Support, Guidance Key

“If a child who is older than 5 or 6 is still sucking his thumb and having difficulty stopping, parents ought to think about what they can do to help him,” Hack says. Before insisting that a child go “cold turkey,” it’s important to observe how deeply entrenched your child’s behavior is, she says. How often does your child suck and in front of whom? If it happens only at bedtime or in front of family members, it’s a less serious problem than if it happens at school or in social situations.

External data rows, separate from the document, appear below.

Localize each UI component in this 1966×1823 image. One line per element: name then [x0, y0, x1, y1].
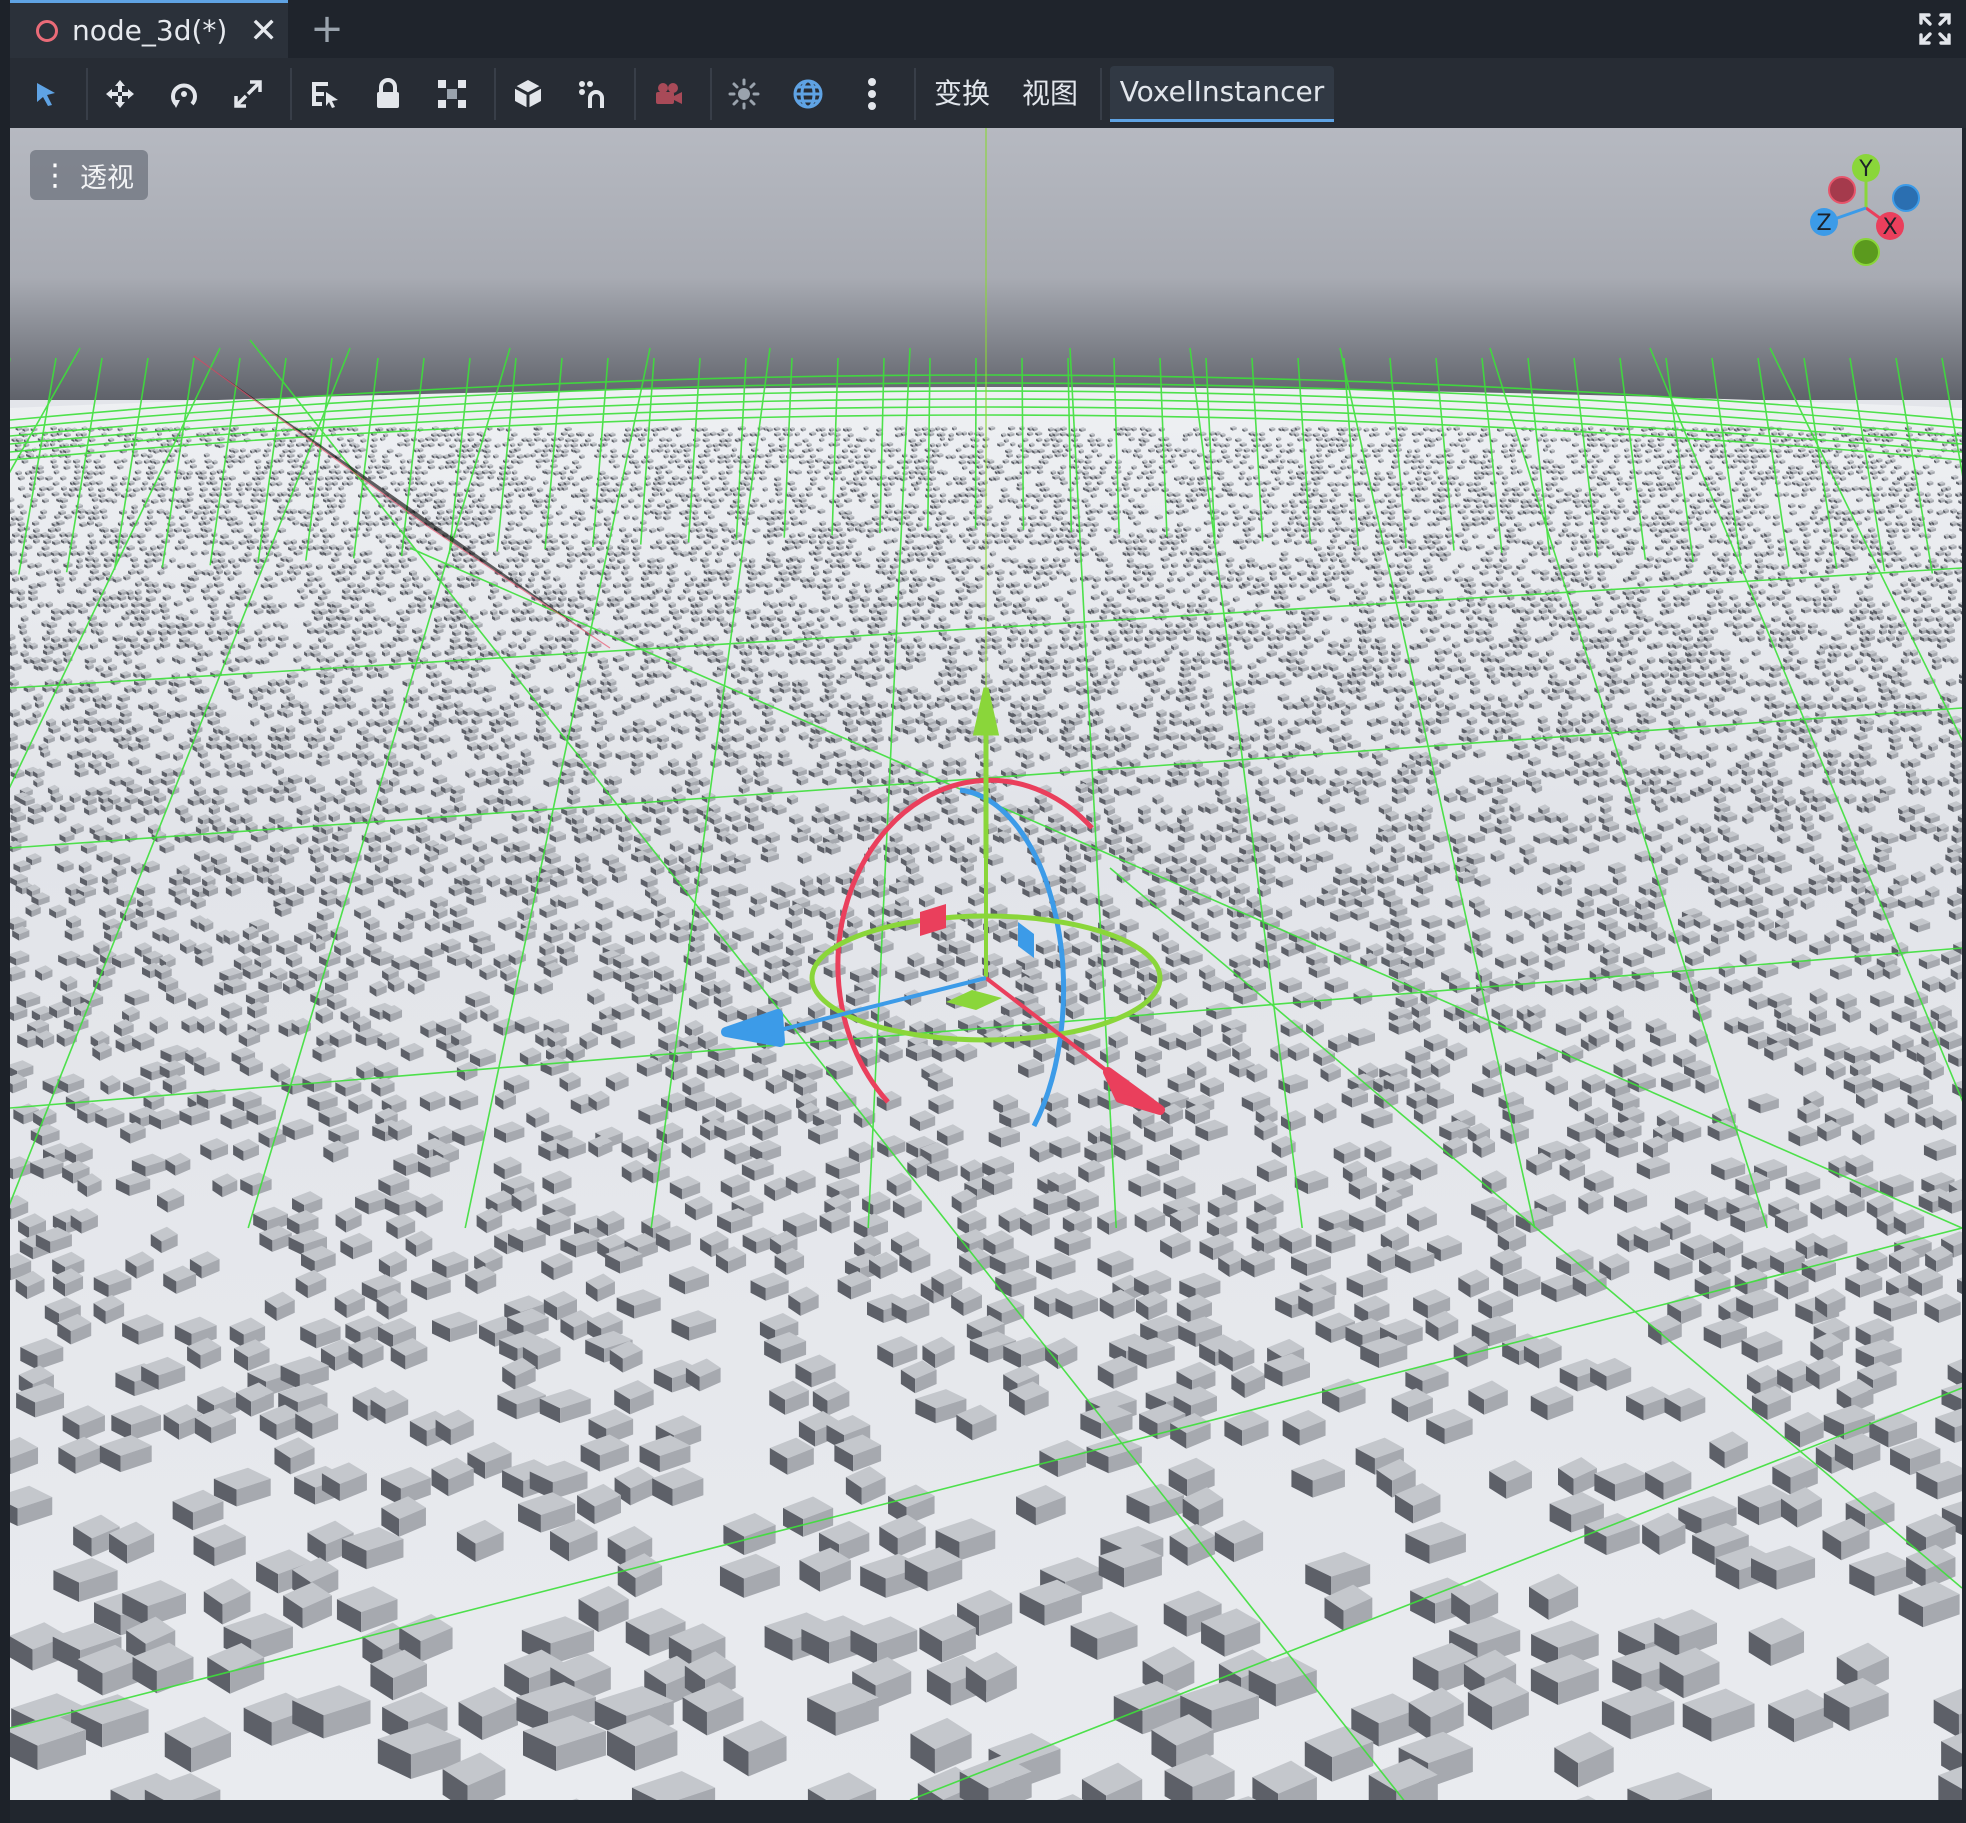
snap-icon	[579, 81, 604, 108]
environment-preview-button[interactable]	[786, 72, 830, 116]
x-axis-label: X	[1882, 215, 1897, 240]
z-axis-label: Z	[1816, 211, 1831, 236]
node3d-icon	[36, 19, 58, 42]
select-tool-button[interactable]	[24, 72, 68, 116]
rotate-tool-button[interactable]	[162, 72, 206, 116]
transform-menu[interactable]: 变换	[934, 72, 990, 116]
perspective-menu[interactable]: ⋮ 透视	[30, 150, 148, 200]
neg-z-axis-icon[interactable]	[1892, 184, 1920, 212]
lock-button[interactable]	[366, 72, 410, 116]
add-tab-button[interactable]: +	[306, 6, 348, 52]
move-icon	[106, 80, 134, 108]
select-icon	[37, 83, 55, 106]
cube-icon	[514, 80, 542, 108]
sun-preview-button[interactable]	[722, 72, 766, 116]
neg-y-axis-icon[interactable]	[1852, 238, 1880, 266]
snap-button[interactable]	[570, 72, 614, 116]
scale-icon	[234, 80, 262, 108]
scene-tab-title: node_3d(*)	[72, 14, 227, 47]
list-select-button[interactable]	[302, 72, 346, 116]
more-vertical-icon	[868, 78, 876, 110]
view-menu[interactable]: 视图	[1022, 72, 1078, 116]
rotate-icon	[171, 83, 197, 108]
scene-render[interactable]	[10, 128, 1962, 1800]
close-tab-icon[interactable]: ✕	[249, 14, 278, 48]
voxel-instancer-menu[interactable]: VoxelInstancer	[1110, 66, 1334, 122]
scene-tab-bar: node_3d(*) ✕ +	[10, 0, 1966, 58]
distraction-free-icon[interactable]	[1918, 12, 1952, 46]
camera-preview-button[interactable]	[646, 72, 690, 116]
viewport-toolbar: 变换 视图 VoxelInstancer	[10, 58, 1966, 128]
editor-window: node_3d(*) ✕ + 变换 视图 VoxelInstancer ⋮ 透视…	[10, 0, 1966, 1823]
y-axis-label: Y	[1858, 157, 1873, 182]
group-icon	[438, 80, 466, 108]
globe-icon	[793, 79, 823, 109]
move-tool-button[interactable]	[98, 72, 142, 116]
view-orientation-gizmo[interactable]: Y X Z	[1780, 148, 1950, 288]
scale-tool-button[interactable]	[226, 72, 270, 116]
scene-tab[interactable]: node_3d(*) ✕	[10, 0, 288, 58]
list-select-icon	[312, 82, 338, 108]
local-space-button[interactable]	[506, 72, 550, 116]
more-vertical-icon: ⋮	[40, 158, 70, 193]
perspective-label: 透视	[80, 156, 134, 195]
status-bar	[10, 1800, 1966, 1823]
neg-x-axis-icon[interactable]	[1828, 176, 1856, 204]
more-options-button[interactable]	[850, 72, 894, 116]
3d-viewport[interactable]: ⋮ 透视 Y X Z	[10, 128, 1962, 1800]
group-button[interactable]	[430, 72, 474, 116]
lock-icon	[377, 78, 399, 108]
camera-icon	[656, 83, 682, 104]
sun-icon	[728, 78, 760, 110]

Attempts to steer a child away from thumb-sucking can backfire if they are not tempered with support and guidance. Don’t nag or reprimand your child, and don’t pull a child’s finger out of his mouth. These kinds of actions can result in a power struggle, experts say. “The truth is most kids over 6 really do want to stop, but they need some extra help,” Goldstein says.

Simple Treatment Plan

Breaking a habit is a much easier feat when the child is a willing participant. Many parents have success with a simple behavioral approach that engages the child in the process. Here’s how it works:

First, says Hack, call a one-month moratorium on discussion. “If finger-sucking is part of a power struggle, not mentioning it may help extinguish the behavior,” she says. Next, buy poster board and stickers and make a “progress chart.” Offer a prize at the end of each week for no sucking — and a larger reward at the end of the month. Make sure that your child has an active role in the plan; for example, decide together how many slip-ups he’s allowed each week and have him choose the stickers and place them on the chart.

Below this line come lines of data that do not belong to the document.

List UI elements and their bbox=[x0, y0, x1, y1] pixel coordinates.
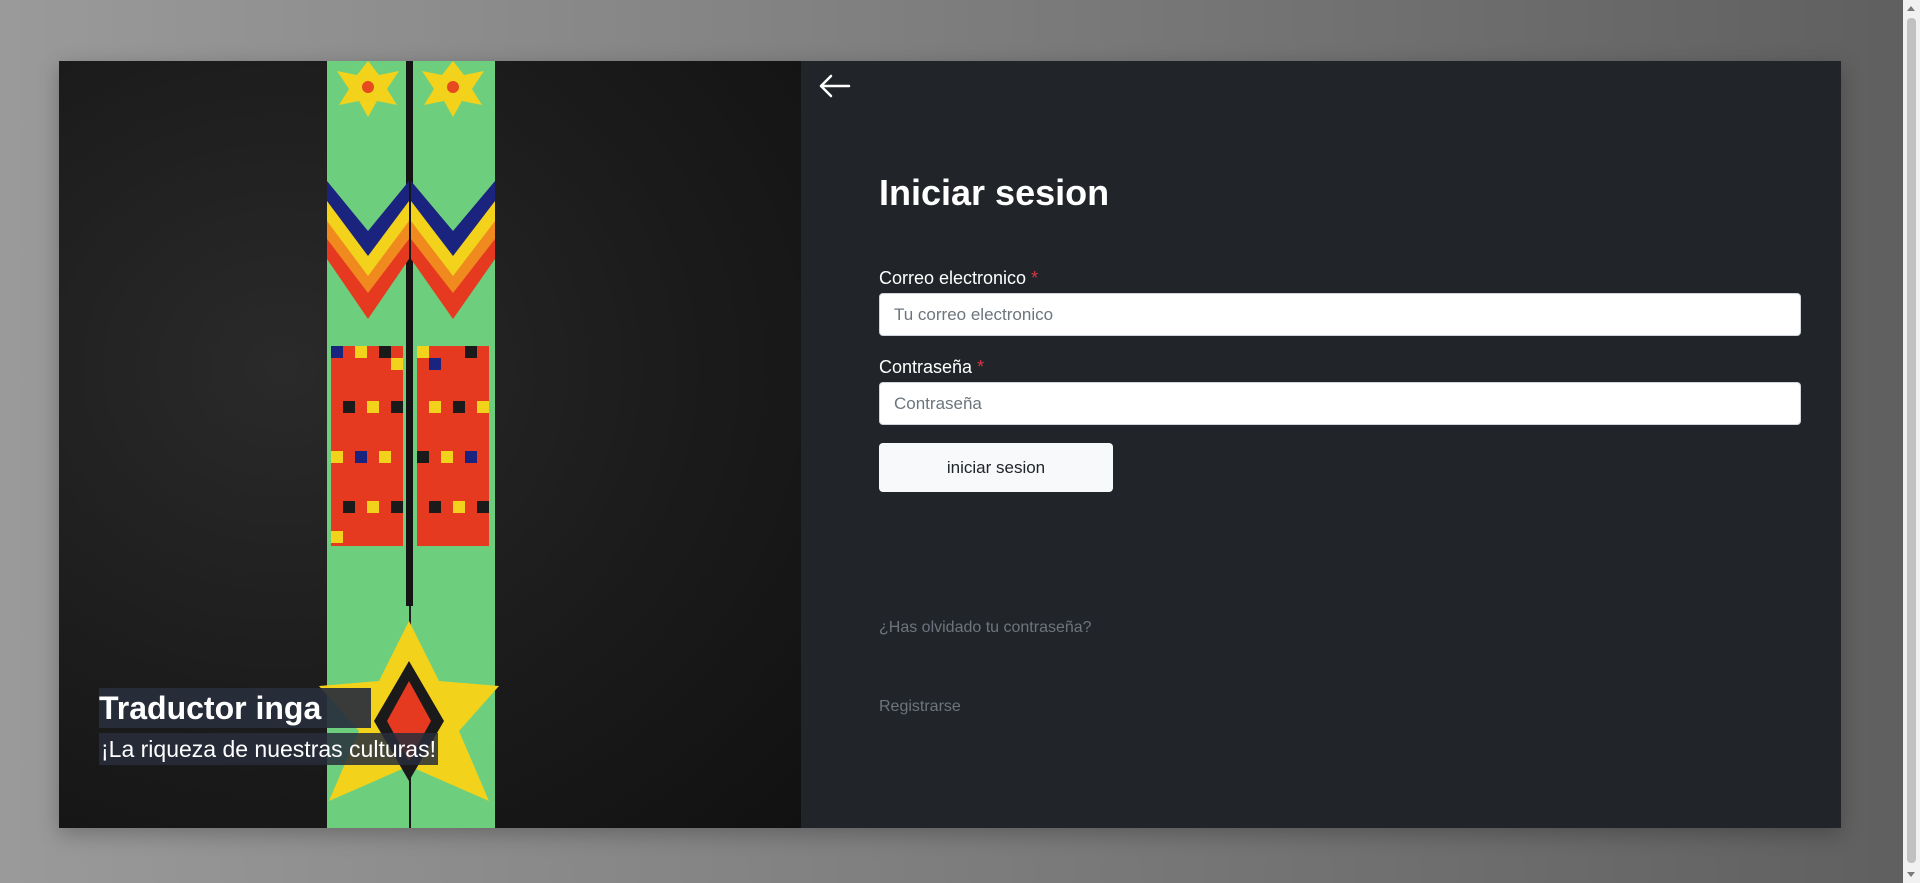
hero-subtitle: ¡La riqueza de nuestras culturas! bbox=[99, 733, 438, 765]
vertical-scrollbar[interactable] bbox=[1903, 0, 1920, 883]
scroll-thumb[interactable] bbox=[1907, 18, 1916, 863]
hero-panel: Traductor inga ¡La riqueza de nuestras c… bbox=[59, 61, 801, 828]
login-form: Iniciar sesion Correo electronico * Cont… bbox=[879, 169, 1801, 492]
page-title: Iniciar sesion bbox=[879, 172, 1110, 213]
email-field[interactable] bbox=[879, 293, 1801, 336]
login-button[interactable]: iniciar sesion bbox=[879, 443, 1113, 492]
email-label: Correo electronico * bbox=[879, 267, 1801, 289]
forgot-password-link[interactable]: ¿Has olvidado tu contraseña? bbox=[879, 619, 1092, 637]
login-panel: Iniciar sesion Correo electronico * Cont… bbox=[801, 61, 1841, 828]
required-marker: * bbox=[1031, 268, 1039, 288]
register-link[interactable]: Registrarse bbox=[879, 698, 961, 716]
scroll-down-icon[interactable] bbox=[1907, 872, 1915, 877]
scroll-up-icon[interactable] bbox=[1907, 6, 1915, 11]
password-field[interactable] bbox=[879, 382, 1801, 425]
password-label: Contraseña * bbox=[879, 356, 1801, 378]
required-marker: * bbox=[977, 357, 985, 377]
password-label-text: Contraseña bbox=[879, 357, 973, 377]
hero-title: Traductor inga bbox=[99, 688, 372, 728]
email-label-text: Correo electronico bbox=[879, 268, 1027, 288]
login-card: Traductor inga ¡La riqueza de nuestras c… bbox=[59, 61, 1841, 828]
arrow-left-icon[interactable] bbox=[815, 71, 855, 101]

It may also be helpful to place a bitter-tasting liquid on the nail (not directly on the finger), especially at night, as a reminder not to suck. Products for this purpose are sold over the counter, but home remedies can be just as effective. What worked for Michael was perfume. Each night for two weeks, I asked him to choose a bottle of perfume from my collection. He would sniff them all, pick one, and I would place a dab at the tip of his finger. “Yuck,” he’d always say, but he clearly welcomed the crutch. Mittens, gloves, or a finger-splint may also be worn at night. It may take six weeks or more to successfully break the habit.

Dentists Can Help, Too

While your child is trying to change his or her behavior, it’s essential to give lots of praise and support: an extra cuddle, a special outing, playing a new game together. Be aware of situations that might promote thumb-sucking, like TV or riding in the car. “Use your imagination to guide your child to other means of solace that are more age-appropriate,” Hack says.

If this program doesn’t work, don’t despair. Breaking a longstanding habit is difficult and some children may need additional help. Talk to your child’s dentist, who may recommend inserting a device in the child’s mouth that prevents sucking. These oral appliances go by names like “palatal bar” and “crib” and come in fixed and removable versions.

If the problem seems particularly resistant to treatment, this may be a signal that your child is troubled about a deeper problem, Goldstein says. In this case, you may want to seek the advice of a mental health professional.